Apart from a reference to the order given by the Belgian Minister for African Affairs to his emissaries to “eliminate definitively” Lumumba and a description of the role of low-ranking Belgian officers in Lumumba’s execution, Belgium’s role remains hidden from the reader.
So many questions are not answered, yet they are at the heart of any serious consideration of the murder of Lumumba.
What about the Belgian soldiers who dressed up in Katangese uniforms to build and lead the Katangese army? What about the Belgian-American plan to arm Lumumba’s opponents for a (failed) assassination attempt? Belgian King Baudouin’s approval of an assassination plot against Lumumba? Or the order given by the Belgian Minister of Foreign Affairs to his emissaries in Congo to ‘neutralise Lumumba’? And the proposal by the Belgian Minister for African Affairs to send a hitman to assassinate Lumumba? The order given by the same minister to his subordinates in the secessionist state of Katanga, under Belgian control, to accept Lumumba’s transfer to that province, which would he knew would mean his death?

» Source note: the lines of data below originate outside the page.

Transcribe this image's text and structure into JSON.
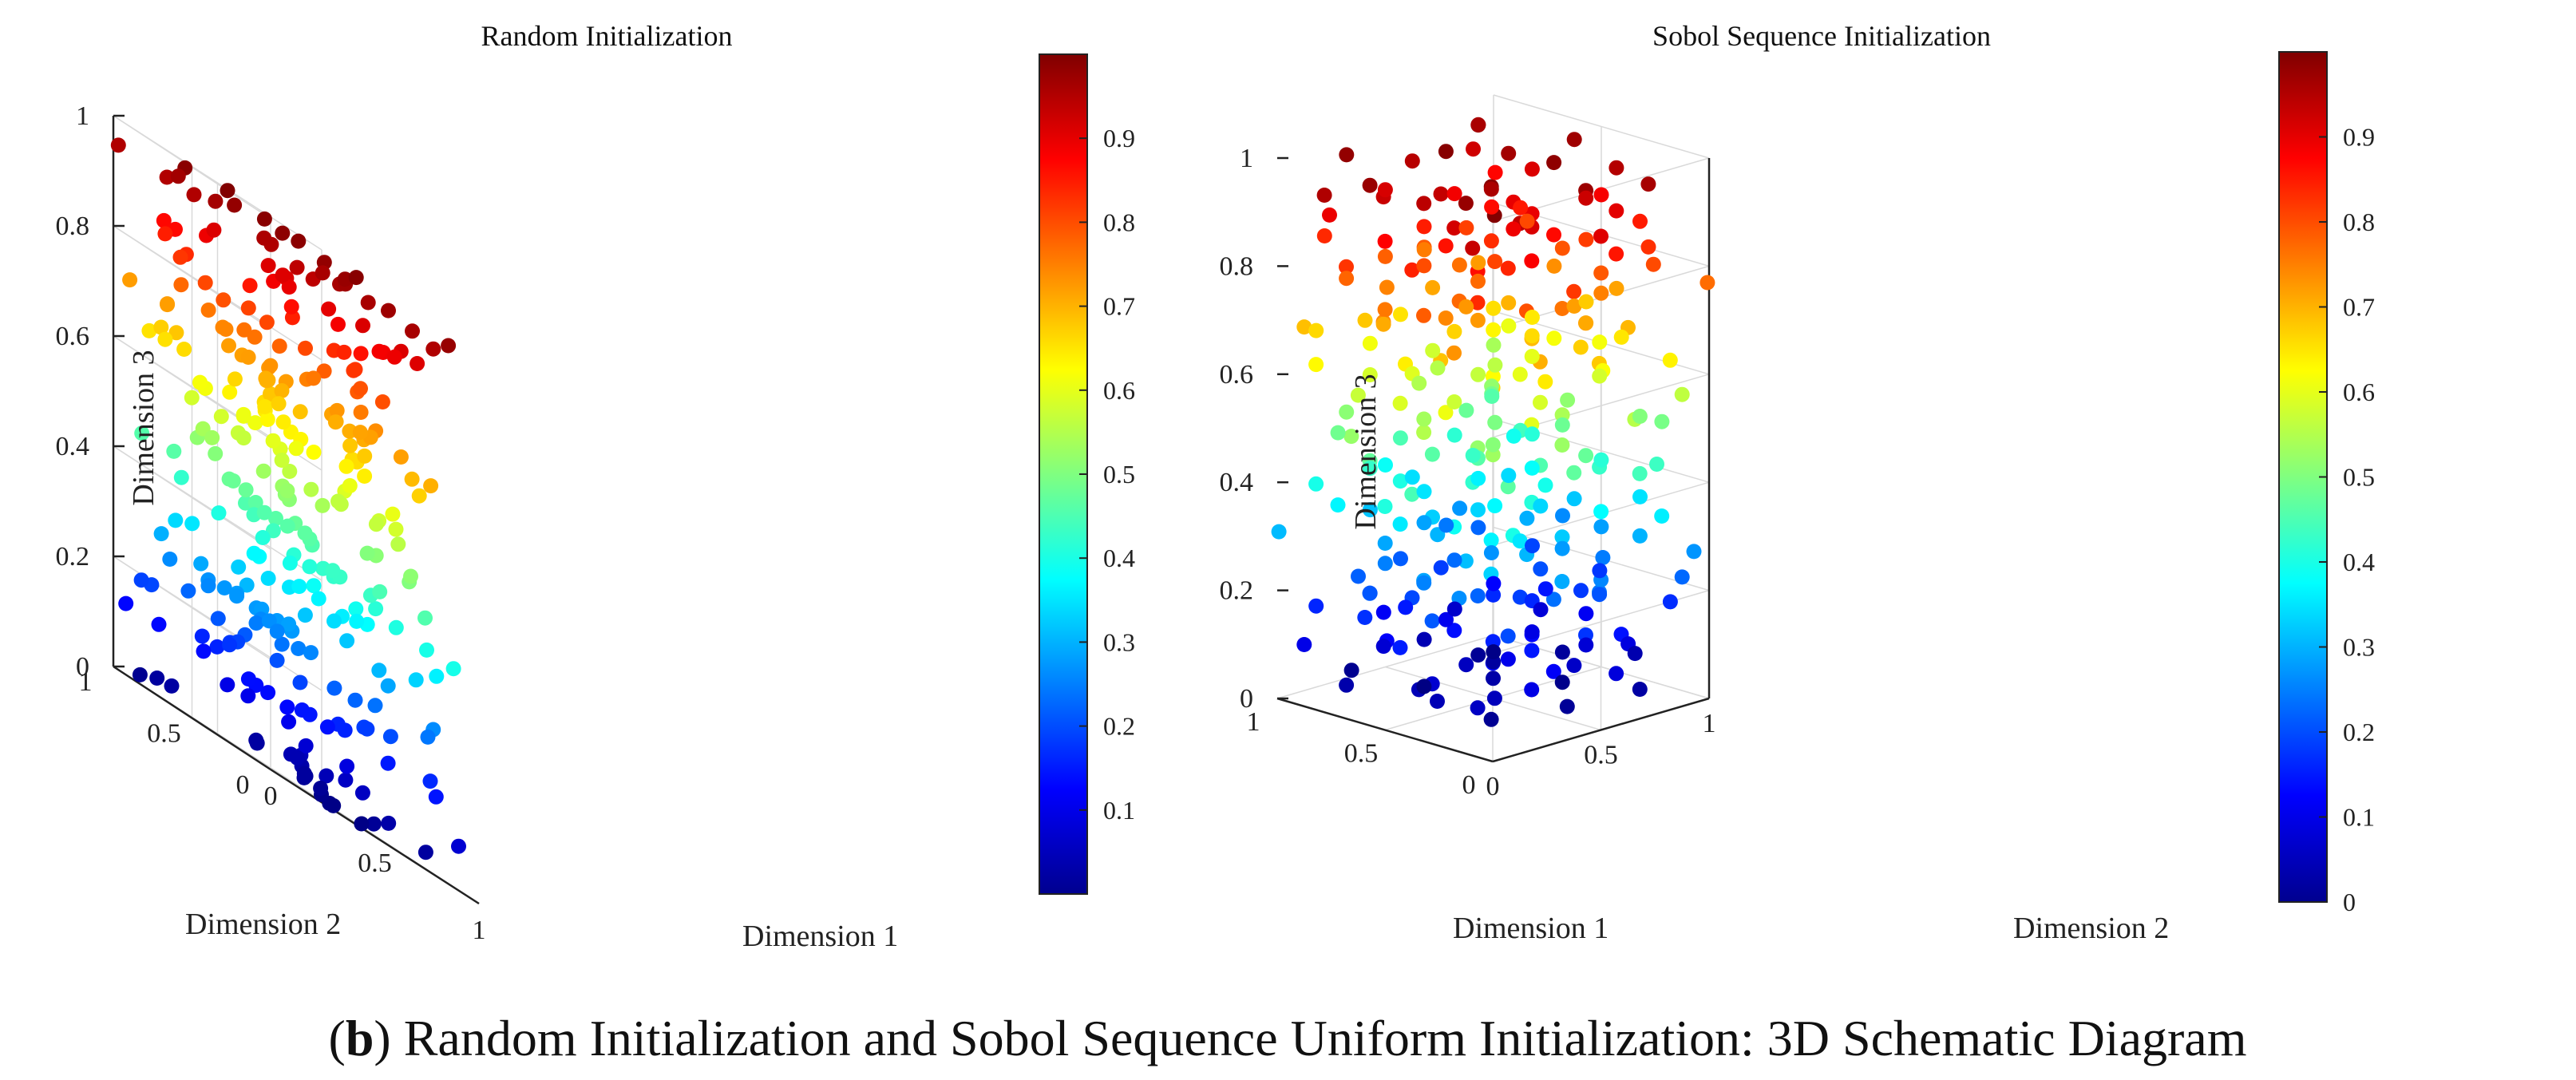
{
  "figure": {
    "caption_letter": "b",
    "caption_text": "Random Initialization and Sobol Sequence Uniform Initialization: 3D Schematic Diagram"
  },
  "chart_data": [
    {
      "type": "scatter",
      "projection": "3d",
      "title": "Random Initialization",
      "xlabel": "Dimension 1",
      "ylabel": "Dimension 2",
      "zlabel": "Dimension 3",
      "xlim": [
        0,
        1
      ],
      "ylim": [
        0,
        1
      ],
      "zlim": [
        0,
        1
      ],
      "x_ticks": [
        "0",
        "0.5",
        "1"
      ],
      "y_ticks": [
        "0",
        "0.5",
        "1"
      ],
      "z_ticks": [
        "0",
        "0.2",
        "0.4",
        "0.6",
        "0.8",
        "1"
      ],
      "color_by": "Dimension 3",
      "colorbar": {
        "colormap": "jet",
        "range": [
          0,
          1
        ],
        "tick_labels": [
          "0.1",
          "0.2",
          "0.3",
          "0.4",
          "0.5",
          "0.6",
          "0.7",
          "0.8",
          "0.9"
        ]
      },
      "point_count": 300,
      "generator": "random",
      "marker_color_scale": [
        "#00008f",
        "#0000ff",
        "#0080ff",
        "#00ffff",
        "#80ff80",
        "#ffff00",
        "#ff8000",
        "#ff0000",
        "#800000"
      ]
    },
    {
      "type": "scatter",
      "projection": "3d",
      "title": "Sobol Sequence Initialization",
      "xlabel": "Dimension 1",
      "ylabel": "Dimension 2",
      "zlabel": "Dimension 3",
      "xlim": [
        0,
        1
      ],
      "ylim": [
        0,
        1
      ],
      "zlim": [
        0,
        1
      ],
      "x_ticks": [
        "0",
        "0.5",
        "1"
      ],
      "y_ticks": [
        "0",
        "0.5",
        "1"
      ],
      "z_ticks": [
        "0",
        "0.2",
        "0.4",
        "0.6",
        "0.8",
        "1"
      ],
      "color_by": "Dimension 3",
      "colorbar": {
        "colormap": "jet",
        "range": [
          0,
          1
        ],
        "tick_labels": [
          "0",
          "0.1",
          "0.2",
          "0.3",
          "0.4",
          "0.5",
          "0.6",
          "0.7",
          "0.8",
          "0.9"
        ]
      },
      "point_count": 300,
      "generator": "sobol",
      "marker_color_scale": [
        "#00008f",
        "#0000ff",
        "#0080ff",
        "#00ffff",
        "#80ff80",
        "#ffff00",
        "#ff8000",
        "#ff0000",
        "#800000"
      ]
    }
  ]
}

What about the Belgian senior officers and senior civil servants in Katanga who were kept informed of Lumumba’s torture and murder by their Belgian subordinates, but who looked the other way, knowing the intentions of the King of Belgium and senior Belgian ministers?

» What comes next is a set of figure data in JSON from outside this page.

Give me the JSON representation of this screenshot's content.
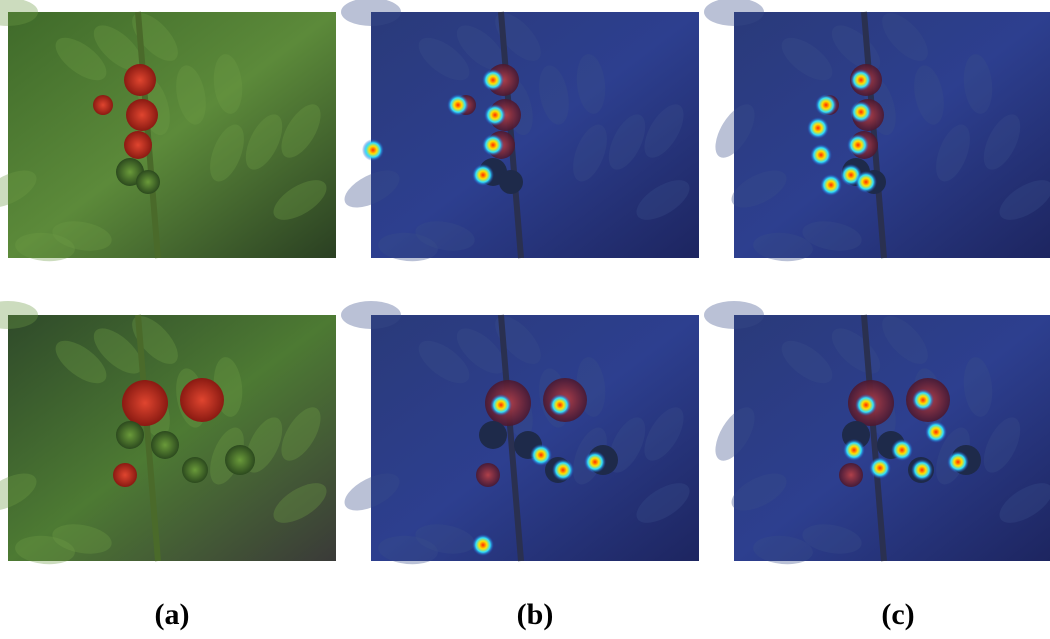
{
  "panels": [
    {
      "label": "(a)"
    },
    {
      "label": "(b)"
    },
    {
      "label": "(c)"
    }
  ]
}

None of these facts, none of these questions, are analysed as being fundamental for an understanding of the drama in progress.
A settling of scores “between Africans”?
Reid indicates in the subtitle of his book that he aims to bring to life the CIA’s secret history of the crisis. But this is not possible without integrating the CIA’s role into the full picture. To fill the gap created by the ousting of the dominant Belgian factor, the author inflates the role of the CIA’s Congo station chief, Larry Devlin. Reid writes that Mobutu’s inner circle told Devlin that Lumumba would be transferred to his sworn enemies in Katanga. Reid correctly writes that in this way “the dirty work [would be] outsourced”, and continues: “Given his influence (…), there was every reason to believe that he could have persuaded them to abandon their plan. Devlin did not. In fact, in the context of his close relationship with Mobutu and his retinue, his failure to protest could only have been interpreted as a green light. This silence sealed Lumumba’s fate”.

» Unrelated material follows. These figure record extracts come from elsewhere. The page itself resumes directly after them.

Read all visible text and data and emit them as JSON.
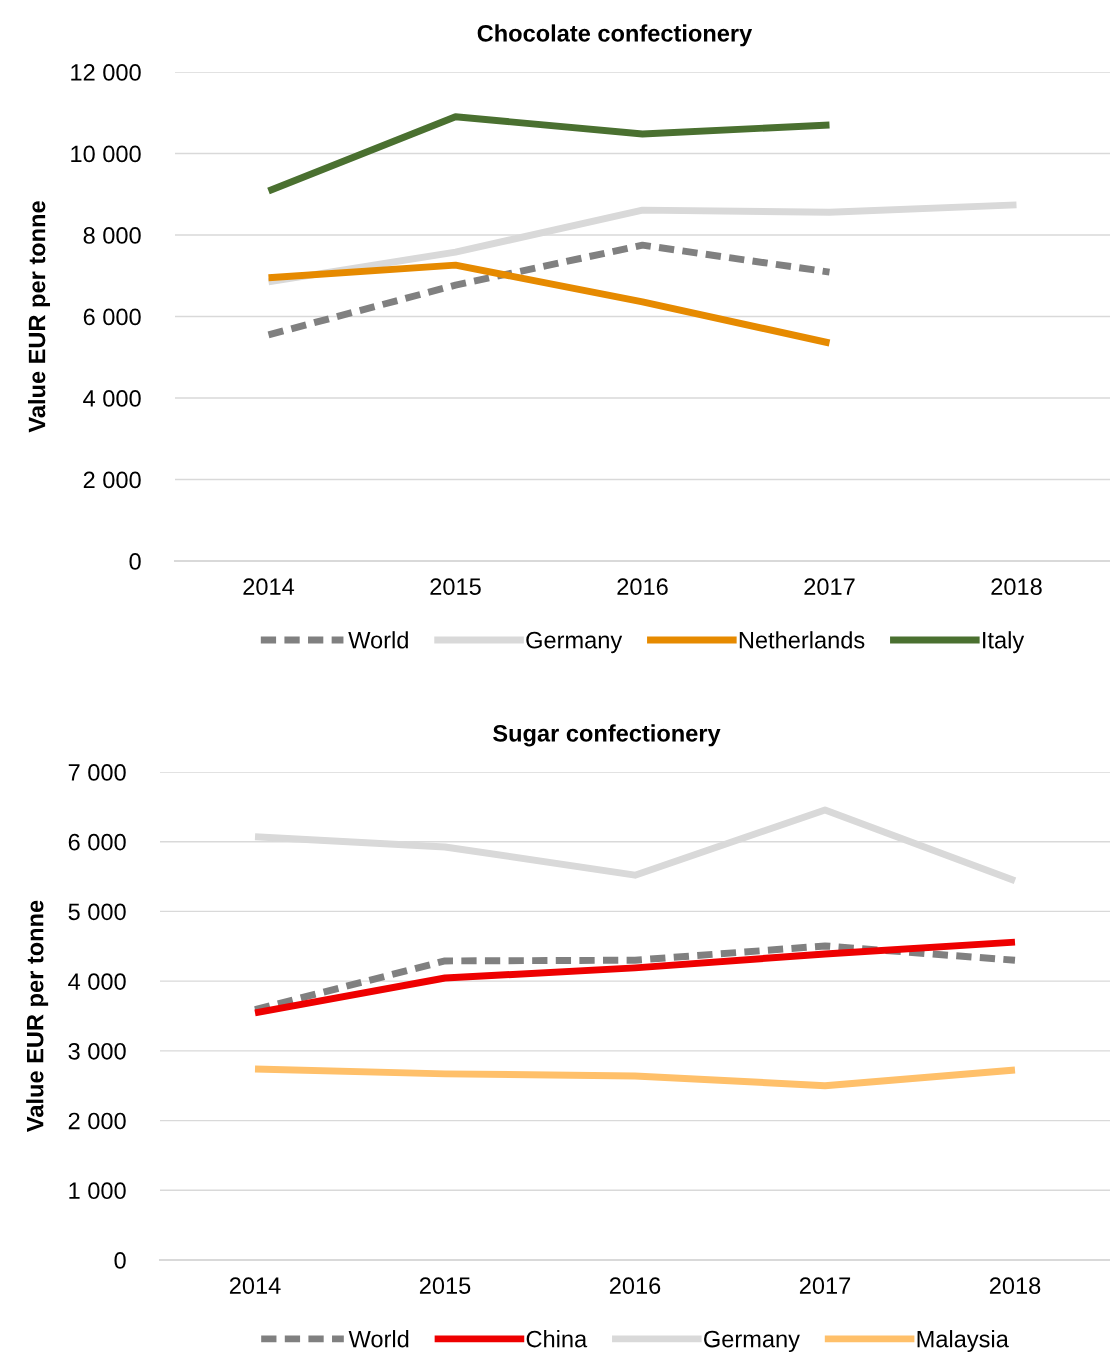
{
  "chart_data": [
    {
      "type": "line",
      "title": "Chocolate confectionery",
      "ylabel": "Value EUR per tonne",
      "categories": [
        "2014",
        "2015",
        "2016",
        "2017",
        "2018"
      ],
      "ylim": [
        0,
        12000
      ],
      "yticks": [
        0,
        {
          "value": 2000,
          "label": "2 000"
        },
        {
          "value": 4000,
          "label": "4 000"
        },
        {
          "value": 6000,
          "label": "6 000"
        },
        {
          "value": 8000,
          "label": "8 000"
        },
        {
          "value": 10000,
          "label": "10 000"
        },
        {
          "value": 12000,
          "label": "12 000"
        }
      ],
      "grid": "y",
      "legend": "bottom",
      "marker": "none",
      "series": [
        {
          "name": "World",
          "color": "#808080",
          "line_style": "dashed",
          "values": [
            5550,
            6770,
            7750,
            7090,
            null
          ]
        },
        {
          "name": "Germany",
          "color": "#d9d9d9",
          "values": [
            6850,
            7580,
            8610,
            8560,
            8740
          ]
        },
        {
          "name": "Netherlands",
          "color": "#e68a00",
          "values": [
            6950,
            7260,
            6360,
            5350,
            null
          ]
        },
        {
          "name": "Italy",
          "color": "#4a7030",
          "values": [
            9080,
            10900,
            10480,
            10700,
            null
          ]
        }
      ]
    },
    {
      "type": "line",
      "title": "Sugar confectionery",
      "ylabel": "Value EUR per tonne",
      "categories": [
        "2014",
        "2015",
        "2016",
        "2017",
        "2018"
      ],
      "ylim": [
        0,
        7000
      ],
      "yticks": [
        0,
        {
          "value": 1000,
          "label": "1 000"
        },
        {
          "value": 2000,
          "label": "2 000"
        },
        {
          "value": 3000,
          "label": "3 000"
        },
        {
          "value": 4000,
          "label": "4 000"
        },
        {
          "value": 5000,
          "label": "5 000"
        },
        {
          "value": 6000,
          "label": "6 000"
        },
        {
          "value": 7000,
          "label": "7 000"
        }
      ],
      "grid": "y",
      "legend": "bottom",
      "marker": "none",
      "series": [
        {
          "name": "World",
          "color": "#808080",
          "line_style": "dashed",
          "values": [
            3590,
            4290,
            4300,
            4505,
            4300
          ]
        },
        {
          "name": "China",
          "color": "#ee0000",
          "values": [
            3545,
            4045,
            4190,
            4390,
            4560
          ]
        },
        {
          "name": "Germany",
          "color": "#d9d9d9",
          "values": [
            6070,
            5925,
            5520,
            6455,
            5440
          ]
        },
        {
          "name": "Malaysia",
          "color": "#ffc06a",
          "values": [
            2740,
            2670,
            2640,
            2500,
            2725
          ]
        }
      ]
    }
  ]
}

The assassination thus became a Congolese affair, carried out under the approving eye of the CIA. This is the dominant story – the great lie – told for decades about the Congo crisis, according to which the assassination was “a settling of scores between Africans”, albeit with Devlin’s blessing. This story is recycled once more in Reid’s book.
The omission of Belgian responsibility for the fall of the Congolese government and the assassination of the prime minister is no coincidence. Reid’s book has the same flaws as the report of the Church Commission (US Senate, 1975) and the report of the Belgian Lumumba Parliamentary Commission (2001). Out of respect for their NATO partner, the Americans leave out Belgium’s role, while Brussels does the same with Washington’s role. And the role of the United Nations leadership, which have provided and provides essential services to the Western interventions since 1945, is largely obscured in these reports.
But how can a murder be properly analysed when four parties are involved (Belgians, Americans, UN leaders and Congolese), but the main party is kept in the dark and the role of another is played down? No examining magistrate would get away with it. Yet that is Stuart Reid’s approach. Perhaps this is because the author is the Executive Editor of Foreign Affairs magazine, published by the Council on Foreign Relations, a think-tank operating at the heart of the Washington establishment?